With two years of unsuccessful attempts of securing a position in the public office, Derose changed his strategy when he ran for city council for the third time in 1992. In the first two years he had campaigned, he concentrated solely on Haitian-American voters. When he re-developed his campaign strategy in 1992, he realized he needed to gain the support of the Anglo and Hispanic voters, so his new strategy included targeting all ethnic groups.

In 1993, after a strong campaign with this new strategy, he was the 1st place elected (obtaining the most votes) member of the Village of El Portal City Council becoming the first Haitian-American elected into public office in the United States.

After serving as Mayor of the Village of El Portal for one year, Derose voluntarily vacated his seat and was elected to the North Miami Beach City Council.

==Political career in North Miami Beach==
As a Councilman for the City of North Miami Beach, one of Derose's major platforms was the beautification of the community, especially the planting and healthy maintenance of trees, shrubs, and greenery. A nature-lover, Derose commemorated Arbor Day by orchestrating community initiatives to plant trees and to distribute seedlings to residents.
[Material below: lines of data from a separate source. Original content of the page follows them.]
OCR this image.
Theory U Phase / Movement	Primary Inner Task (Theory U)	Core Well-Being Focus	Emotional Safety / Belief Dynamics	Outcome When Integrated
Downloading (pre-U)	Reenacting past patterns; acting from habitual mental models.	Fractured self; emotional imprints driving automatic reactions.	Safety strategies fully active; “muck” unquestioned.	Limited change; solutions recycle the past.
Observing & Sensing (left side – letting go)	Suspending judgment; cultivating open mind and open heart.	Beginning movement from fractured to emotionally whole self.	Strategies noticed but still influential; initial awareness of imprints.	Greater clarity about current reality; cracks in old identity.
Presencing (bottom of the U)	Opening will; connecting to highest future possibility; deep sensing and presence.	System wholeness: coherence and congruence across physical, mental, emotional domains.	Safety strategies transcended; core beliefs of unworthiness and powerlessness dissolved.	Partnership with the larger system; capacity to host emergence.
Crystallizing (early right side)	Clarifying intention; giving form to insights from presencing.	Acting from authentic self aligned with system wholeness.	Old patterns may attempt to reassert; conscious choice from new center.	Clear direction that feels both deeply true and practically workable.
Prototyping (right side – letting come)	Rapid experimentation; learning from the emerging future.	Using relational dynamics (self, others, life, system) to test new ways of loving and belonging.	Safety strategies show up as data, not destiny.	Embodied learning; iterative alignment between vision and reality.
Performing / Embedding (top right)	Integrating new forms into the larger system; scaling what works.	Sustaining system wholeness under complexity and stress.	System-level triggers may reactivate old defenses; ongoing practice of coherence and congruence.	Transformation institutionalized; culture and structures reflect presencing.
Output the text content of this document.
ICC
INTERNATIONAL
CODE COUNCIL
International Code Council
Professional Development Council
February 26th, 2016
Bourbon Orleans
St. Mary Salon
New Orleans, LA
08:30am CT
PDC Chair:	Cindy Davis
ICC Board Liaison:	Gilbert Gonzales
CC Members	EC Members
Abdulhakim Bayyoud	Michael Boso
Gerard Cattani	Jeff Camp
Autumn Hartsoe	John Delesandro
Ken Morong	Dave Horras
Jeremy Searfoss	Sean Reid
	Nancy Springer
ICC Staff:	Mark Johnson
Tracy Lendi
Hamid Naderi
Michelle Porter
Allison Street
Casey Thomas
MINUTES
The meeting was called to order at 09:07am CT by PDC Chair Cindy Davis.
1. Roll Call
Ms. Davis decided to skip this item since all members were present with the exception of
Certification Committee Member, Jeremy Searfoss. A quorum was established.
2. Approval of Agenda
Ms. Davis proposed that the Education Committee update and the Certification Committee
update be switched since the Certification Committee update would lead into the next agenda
Derose served on the North Miami Beach City Council as Councilman between 2003 and 2013.

==Earthquake in Haiti==
A catastrophic earthquake (with a Richter score of 7) occurred in Haiti on January 12, 2010.

Less than two weeks after this devastating act of nature, Derose traveled on a private plane to his homeland of Haiti with a delegation of government officials, some of which included other notable Haitian-American officials. Upon arrival in Haiti, a sad Derose looked at the unrecognizable places that once appeared familiar and noted, "What man took many years to build, was gone, wiped out in a matter of seconds."

Once the delegation reached the ravaged island-nation, they met with the central government in Haiti, consisting of Haitian and local officials including Parliament.

Also included in this delegation was Patrick Gaspard, the Director of the Office of Political Affairs for President Barack Obama's Administration, and vice-president of the United States, Joe Biden. Along with these officials, Derose assisted in the expedition of the process to obtain aid for Haiti.